Reviewed by Colin Jacobson (June 5, 2017)
Based on James Bowen’s autobiographical book of the same name, 2016’s A Street Cat Named Bob takes us to London. There we meet James (Luke Treadaway), a recovering drug addict who busks on the street to raise money.
Alone and largely abandoned by family due to his abuse issues, James’s life takes a turn when he encounters a stray cat. James helps the feline – who he names “Bob” – and the pair develop an unlikely relationship that sends our lead on a journey of recovery.
Normally I’d shun such potentially soppy “feel good” fare as Bob, but a few factors drew me to it. For one, I love animals – I’m much more of a dog person, but I like cats, too, and I’m a sucker for tales about needy critters.
Also, there’s the “British Element”. In the hands of Hollywood, I’d assume Bob would become insufferable melodrama, but the Brits tend to lack the same saccharine tendencies, so I hoped the film would avoid the usual treacle.
The presence of Roger Spottiswoode helped as well. Best-known for big action flicks like Tomorrow Never Dies, I figured he would keep the production from going too far into Sappy Land.
Do these hopes bear fruit? Yeah, sort of – partly. While it does veer into sentimental territory too often, Cat still offers a fairly engaging piece.
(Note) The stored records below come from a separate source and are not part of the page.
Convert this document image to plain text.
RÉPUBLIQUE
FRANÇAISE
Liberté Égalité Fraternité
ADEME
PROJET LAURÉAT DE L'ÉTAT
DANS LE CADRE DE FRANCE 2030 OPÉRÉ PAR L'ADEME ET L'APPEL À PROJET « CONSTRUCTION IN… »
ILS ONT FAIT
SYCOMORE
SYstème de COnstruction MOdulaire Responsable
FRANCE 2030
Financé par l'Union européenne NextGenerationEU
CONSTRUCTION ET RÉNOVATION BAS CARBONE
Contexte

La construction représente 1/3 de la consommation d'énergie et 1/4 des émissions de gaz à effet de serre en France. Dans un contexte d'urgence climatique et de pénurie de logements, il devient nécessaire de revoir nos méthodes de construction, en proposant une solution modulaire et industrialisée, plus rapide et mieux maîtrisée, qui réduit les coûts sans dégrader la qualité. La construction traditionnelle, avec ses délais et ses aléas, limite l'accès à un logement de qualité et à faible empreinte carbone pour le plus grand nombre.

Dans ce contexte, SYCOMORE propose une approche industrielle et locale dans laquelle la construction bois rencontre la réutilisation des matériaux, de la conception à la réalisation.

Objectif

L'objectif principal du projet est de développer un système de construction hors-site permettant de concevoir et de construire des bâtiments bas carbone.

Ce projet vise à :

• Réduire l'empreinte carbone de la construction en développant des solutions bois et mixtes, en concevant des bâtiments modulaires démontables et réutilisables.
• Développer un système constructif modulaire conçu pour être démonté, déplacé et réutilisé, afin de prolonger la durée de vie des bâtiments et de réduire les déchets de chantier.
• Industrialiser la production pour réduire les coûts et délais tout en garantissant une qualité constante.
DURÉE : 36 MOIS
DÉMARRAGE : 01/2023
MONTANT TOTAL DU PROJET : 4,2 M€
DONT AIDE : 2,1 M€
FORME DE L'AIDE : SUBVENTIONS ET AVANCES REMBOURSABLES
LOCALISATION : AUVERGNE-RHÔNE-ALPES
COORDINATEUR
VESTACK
I like that the film doesn’t sugarcoat the seedy aspects of James’ life. No, it doesn’t offer a Trainspotting-style view of heroin addiction, but it maintains a semi-dark air that gives it gravity.
It also stars a charming cat. As I mentioned, I’m more fond of dogs, but Bob creates a likable personality, and the movie’s depiction of the James/Bob relationship works well. We buy into their connection in a natural manner.
On the negative side, Cat doesn’t offer much of a story. It follows predictable paths related to James’ challenges and doesn’t throw out content we can’t see coming our way in advance. It’s a slight narrative that feels padded as the movie waddles toward 102 minutes.
These problems aside, Cat still remains largely likable across its running time. Nothing here stands out as exemplary, but the movie brings us a reasonably charming feel-good narrative.